One woman, after attending the seminars and hearing that she is loved and worthwhile, vowed to stop beating her children.
Another woman told the group that she, her daughter and her mother were religious prostitutes. (In India, some women become temple prostitutes
around the age of 8 and are kicked out by the age of 30.) After participating in a conference, the woman declared her intent to step out of prostitution. She said she would be taking her daughter with her.
News of the efforts is spread mainly by word of mouth in the Dalit communities. It's still the most effective marketing plan.
"If you hit three villages with information, it is going to spread," Terry said. "A year or two from now they are going to have better health and more kids in school because of the tools they were given. The goal is to empower the locals to do it themselves. This lets them take responsibility and ownership."
A Dalit's abuse comes early and often. Among the creative ways they're kept in line: If they're five minutes late to work they may get acid poured on them; they're paid much less than members of a higher caste for similar work; in some places they're chained up at night and watched by machine gun-carrying guards by day.
"In the brick factories, they're treated like slaves," Terry said
Medical care is nonexistent. Most doctors don't want to see them because they don't want to be contaminated. If they do, they raise the charges so the Dalit spends years, maybe a lifetime, in debt to them. Banks do the same thing, as do shop owners. A little competition might fix some of that.

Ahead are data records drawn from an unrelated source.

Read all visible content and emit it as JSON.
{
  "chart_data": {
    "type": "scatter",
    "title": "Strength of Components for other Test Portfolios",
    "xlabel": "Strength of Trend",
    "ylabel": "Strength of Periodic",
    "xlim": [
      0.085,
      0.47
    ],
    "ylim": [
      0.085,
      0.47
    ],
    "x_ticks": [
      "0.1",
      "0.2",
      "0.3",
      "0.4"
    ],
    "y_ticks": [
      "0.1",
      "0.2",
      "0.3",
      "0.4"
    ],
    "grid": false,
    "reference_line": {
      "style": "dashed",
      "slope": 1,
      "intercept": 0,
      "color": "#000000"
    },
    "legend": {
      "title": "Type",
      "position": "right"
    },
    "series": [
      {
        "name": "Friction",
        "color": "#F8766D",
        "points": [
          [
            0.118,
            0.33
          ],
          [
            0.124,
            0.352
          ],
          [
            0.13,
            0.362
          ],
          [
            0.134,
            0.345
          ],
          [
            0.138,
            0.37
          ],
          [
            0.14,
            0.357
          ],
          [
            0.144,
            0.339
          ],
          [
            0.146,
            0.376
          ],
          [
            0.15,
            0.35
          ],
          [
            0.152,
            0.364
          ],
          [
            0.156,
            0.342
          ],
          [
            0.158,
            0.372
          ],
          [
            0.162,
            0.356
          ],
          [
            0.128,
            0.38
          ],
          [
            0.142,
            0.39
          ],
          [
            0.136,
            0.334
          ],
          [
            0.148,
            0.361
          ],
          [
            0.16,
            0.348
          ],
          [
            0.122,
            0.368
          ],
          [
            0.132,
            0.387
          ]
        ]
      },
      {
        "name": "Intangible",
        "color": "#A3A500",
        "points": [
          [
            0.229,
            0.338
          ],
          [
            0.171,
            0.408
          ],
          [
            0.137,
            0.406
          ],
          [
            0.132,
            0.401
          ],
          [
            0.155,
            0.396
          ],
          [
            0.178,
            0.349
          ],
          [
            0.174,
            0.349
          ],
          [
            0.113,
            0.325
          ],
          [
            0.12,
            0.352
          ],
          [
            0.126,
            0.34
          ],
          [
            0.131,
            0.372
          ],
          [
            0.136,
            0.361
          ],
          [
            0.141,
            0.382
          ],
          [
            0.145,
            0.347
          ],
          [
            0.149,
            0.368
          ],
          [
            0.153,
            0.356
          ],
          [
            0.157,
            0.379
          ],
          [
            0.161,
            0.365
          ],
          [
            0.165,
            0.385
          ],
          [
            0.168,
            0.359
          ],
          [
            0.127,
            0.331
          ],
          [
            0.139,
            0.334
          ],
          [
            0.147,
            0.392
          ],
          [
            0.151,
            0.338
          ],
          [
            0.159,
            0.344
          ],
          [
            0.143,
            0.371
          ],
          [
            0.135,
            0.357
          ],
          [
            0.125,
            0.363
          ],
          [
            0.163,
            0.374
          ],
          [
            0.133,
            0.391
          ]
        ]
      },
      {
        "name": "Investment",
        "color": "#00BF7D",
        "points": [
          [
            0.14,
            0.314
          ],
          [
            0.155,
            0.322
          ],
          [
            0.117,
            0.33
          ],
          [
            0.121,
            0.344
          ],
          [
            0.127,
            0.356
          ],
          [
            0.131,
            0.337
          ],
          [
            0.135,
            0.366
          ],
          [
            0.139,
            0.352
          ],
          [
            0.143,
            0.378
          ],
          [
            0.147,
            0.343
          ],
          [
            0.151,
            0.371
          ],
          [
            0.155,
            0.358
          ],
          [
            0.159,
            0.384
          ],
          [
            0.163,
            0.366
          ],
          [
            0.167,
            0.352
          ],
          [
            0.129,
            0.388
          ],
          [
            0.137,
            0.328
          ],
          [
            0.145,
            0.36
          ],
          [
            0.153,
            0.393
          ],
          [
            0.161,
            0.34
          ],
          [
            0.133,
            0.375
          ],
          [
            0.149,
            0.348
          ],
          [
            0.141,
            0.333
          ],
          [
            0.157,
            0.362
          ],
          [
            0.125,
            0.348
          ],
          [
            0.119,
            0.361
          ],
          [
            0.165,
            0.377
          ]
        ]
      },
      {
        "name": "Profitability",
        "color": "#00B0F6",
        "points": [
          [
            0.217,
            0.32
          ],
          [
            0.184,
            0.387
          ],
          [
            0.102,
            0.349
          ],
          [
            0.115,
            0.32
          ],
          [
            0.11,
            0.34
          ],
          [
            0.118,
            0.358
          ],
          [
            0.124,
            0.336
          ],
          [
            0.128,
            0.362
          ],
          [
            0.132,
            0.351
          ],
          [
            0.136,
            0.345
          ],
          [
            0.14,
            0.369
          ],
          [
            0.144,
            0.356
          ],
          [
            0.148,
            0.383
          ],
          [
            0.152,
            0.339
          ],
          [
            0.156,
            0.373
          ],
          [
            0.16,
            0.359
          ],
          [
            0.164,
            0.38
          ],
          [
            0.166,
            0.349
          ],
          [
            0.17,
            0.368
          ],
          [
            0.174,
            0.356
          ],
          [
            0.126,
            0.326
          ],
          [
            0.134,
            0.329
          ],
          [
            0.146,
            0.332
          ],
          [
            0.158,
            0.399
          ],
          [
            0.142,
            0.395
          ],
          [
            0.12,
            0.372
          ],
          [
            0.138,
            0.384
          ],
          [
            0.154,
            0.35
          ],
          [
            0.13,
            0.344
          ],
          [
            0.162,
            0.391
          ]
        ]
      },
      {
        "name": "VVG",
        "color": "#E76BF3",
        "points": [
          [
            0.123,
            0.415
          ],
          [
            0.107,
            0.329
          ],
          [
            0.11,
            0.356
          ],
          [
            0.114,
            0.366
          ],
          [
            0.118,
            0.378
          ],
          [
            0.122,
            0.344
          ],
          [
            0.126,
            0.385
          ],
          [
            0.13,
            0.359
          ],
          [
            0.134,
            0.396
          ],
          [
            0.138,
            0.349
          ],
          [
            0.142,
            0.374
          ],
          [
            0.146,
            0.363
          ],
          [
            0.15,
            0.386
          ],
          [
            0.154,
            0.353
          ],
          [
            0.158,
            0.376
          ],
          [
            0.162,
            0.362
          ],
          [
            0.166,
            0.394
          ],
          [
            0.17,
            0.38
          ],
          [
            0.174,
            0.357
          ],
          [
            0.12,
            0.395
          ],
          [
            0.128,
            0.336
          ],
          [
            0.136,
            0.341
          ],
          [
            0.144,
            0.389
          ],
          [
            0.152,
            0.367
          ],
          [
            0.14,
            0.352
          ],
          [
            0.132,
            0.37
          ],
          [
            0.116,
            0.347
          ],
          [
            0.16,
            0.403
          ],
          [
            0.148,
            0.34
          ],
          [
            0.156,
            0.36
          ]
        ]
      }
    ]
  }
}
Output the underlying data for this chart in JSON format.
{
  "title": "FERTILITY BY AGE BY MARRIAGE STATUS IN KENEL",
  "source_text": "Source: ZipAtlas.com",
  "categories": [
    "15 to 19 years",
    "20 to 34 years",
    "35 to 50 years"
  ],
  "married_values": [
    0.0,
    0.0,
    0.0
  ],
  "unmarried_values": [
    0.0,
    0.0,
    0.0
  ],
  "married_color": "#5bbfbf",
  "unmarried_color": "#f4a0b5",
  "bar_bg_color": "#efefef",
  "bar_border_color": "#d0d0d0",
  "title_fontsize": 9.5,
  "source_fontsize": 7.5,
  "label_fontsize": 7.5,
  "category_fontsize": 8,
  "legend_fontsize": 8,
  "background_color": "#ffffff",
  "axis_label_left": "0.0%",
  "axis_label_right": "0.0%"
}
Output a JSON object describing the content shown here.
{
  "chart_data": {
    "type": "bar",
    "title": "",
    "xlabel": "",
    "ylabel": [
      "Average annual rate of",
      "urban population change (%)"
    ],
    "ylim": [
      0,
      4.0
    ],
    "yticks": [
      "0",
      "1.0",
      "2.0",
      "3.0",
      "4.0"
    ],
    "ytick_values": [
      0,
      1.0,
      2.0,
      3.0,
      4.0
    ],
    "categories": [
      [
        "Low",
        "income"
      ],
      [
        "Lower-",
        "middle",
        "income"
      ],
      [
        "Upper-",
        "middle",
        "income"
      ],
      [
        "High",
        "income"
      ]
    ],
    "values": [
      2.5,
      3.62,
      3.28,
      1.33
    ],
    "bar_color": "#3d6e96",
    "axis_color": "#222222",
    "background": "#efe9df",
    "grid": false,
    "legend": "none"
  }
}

"Medical clinics in slum villages will alter that," she said.
The lower the caste, the brighter the clothing the women wear. Outsiders can't usually tell the difference, but those stuck in the caste system can pick each other out by last names, facial features and skin tone. The darker the skin the lower the caste. The brighter the clothing, the lower the caste. Rider has worked in communities so poor the women's clothes were fluorescent.
When Dalits get a drink of water from a public fountain, they have to smash the small clay cup to make sure someone from a higher caste doesn't mistakenly use it.
"They do want to change. They just don't know how to do it," Terry said.